Monday, January 14, 2013

FIRST POST 2013 !!

I'm still here. what a shocker. i'm only here because holly actually reminded my about this. wow i dont even know where to start. i notice such a HUGE difference in me. I use to be soooo sooo fucking funnay and young. i enjoy each and everyday of my past. But as for now, my life is shit. Its the same shit , different day. Everyone is off to college and i'm still here mingling in high school. What worries me the most is college. I hope i'll get to meet new friends and new everything. GAH FKDSL;AKD;ASLKDS;ALDKSA;LDKSADK RAGE QUIT .

i'll be back next year , toodles.

Monday, June 4, 2012

ello. long time no see my fellow blog. well i dont know where else to write my feelings.. so i come here.

hi my niggas&niggies&nigglo&niggnigg whos reading this.
so i've been going through a lot. im dealing with a lot of problems, acting like it doesnt affect me.. but deep down it really does. lol. omg emo ass girl. but yeah, i'll just let time pass. im thankful for the people still around me. People can go ahead and judge me. i can care less. i will keep smiling and have some fun. seriously i'm mad young and  i dont deserve this kind of stress. deadass? at the age of 16? fut no. nonononononono. lmao yeah idk what to feel , so bye.

 i was passing through my blog and i notice how i've changed so much. i use to talk bout --- 24/7 and about our great times together. why it gotta end up this way..? why everything have to be so different and difficult. lols. im thankful for what we had though.. i will never going to forget it .

Saturday, March 24, 2012

relationships sucks.

Saturday, March 17, 2012

i am BACK HAHAHAHA it makes me laugh everytime i read my other post. i know myself so well, TOOWELL. AT LEAST IM STILL HER BITCHES. omg watch me come back and laugh at myself again. sooooooooooooo recently uhhhhhhhhhh idk my life aint interesting lmao. got a little drama going on but whatever , fuck it. stay happy. look at the mirror everything telling myself how ridiculously beautiful i am, HAHA. jkjk but yeah, lol. i visited lily/hollys church, it was movie night or some shit and i stayed to watch thier 'christian movie' LAWL , they were some pretty cool people. .and most of all, iLOVE THE FOOOOOOOOOOOOOOD. everyone was so chilled im planning to visit maybe 1 a .. year. AHAIDK. but yeah end of story , bye ahaahaha

Saturday, February 11, 2012

here i am again. LMFAO i knew lily was gonna blog about our adventure. LMFAO AT MY OTHER BLOG but its true .. the next time ima come back is like another 34093dposid months later. but yeah, nothing to blog about. just that these pass MONTH had a lot of up & downs. k this is gay.. this is going no where haah. today i chill with lily at union sq. MAD FUN BECUASE WERE JUST CRAZY. SO FREAKING CRAZYYYYYYYYYYYYYYYYYYYYYYYYYYY.

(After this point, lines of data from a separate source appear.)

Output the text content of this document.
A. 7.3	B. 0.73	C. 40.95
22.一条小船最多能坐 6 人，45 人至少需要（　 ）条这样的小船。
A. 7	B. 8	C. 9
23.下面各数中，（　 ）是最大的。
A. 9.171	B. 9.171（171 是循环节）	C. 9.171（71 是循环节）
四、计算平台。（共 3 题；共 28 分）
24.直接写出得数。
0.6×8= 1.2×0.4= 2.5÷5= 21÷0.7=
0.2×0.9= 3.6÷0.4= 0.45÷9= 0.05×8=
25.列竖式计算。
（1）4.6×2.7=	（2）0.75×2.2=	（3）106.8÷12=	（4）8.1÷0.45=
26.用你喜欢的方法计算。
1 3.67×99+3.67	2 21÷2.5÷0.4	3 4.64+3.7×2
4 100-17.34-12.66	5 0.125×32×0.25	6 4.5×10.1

um lets see....................................... i really dont know what to write. haha
omg i think turtles are my favorite animal now, they are like .. really cute

OMFG FIRST POST IN 2012 .................. HOW CRAZY. WONDER HOW LONG WILL I TAKE THIS TIME . OMFG THIS IS NUTS

Monday, October 24, 2011

WOW I MISS YOU. I WAS READING BACK MY OLD BLOGS & WHY AM I JUST SO SEXY? nah, i came back to this because alex just recently said that i was in google thanks to my blogg. SO TYVM BLOGGER :) IM SRRY FOR NOT TOUCHING YOU IN SO LONG. i bet after today, im not gonna come back for like about another 19093840928493 months. hehe

life is good right now, schools boring but i got to chill with my friends a lot this pass month and summer. i've been thinking, since i been in seward for like about 5-6 years, i wonder will i ever stop going. :/ what happen if theres a sudden event in my life that makes me stop going to seward forevea!? thats crazyy! been its true. i've been in seward for so long that i know i'll eventually stop going. just dont know when. OK I DONT WANT TO WRITE ANYMORE

Thursday, April 7, 2011

depressing month.

not much people blog anymore. i do miss how i would know how everybody is doing and see how lifes treating them. now, everythings different of course. everyones on tumblr. hm, so .. i guess im stressing almost everyday and yes, i keep everything to myself. then people would get mad that i keep things to myself then makes it even fucking 100398023 x more stress that it already is. idk, i feel so complicated right know. i do know what i want now though but obviously its gonna hurt me. i wish someone can see what im going through, fuck.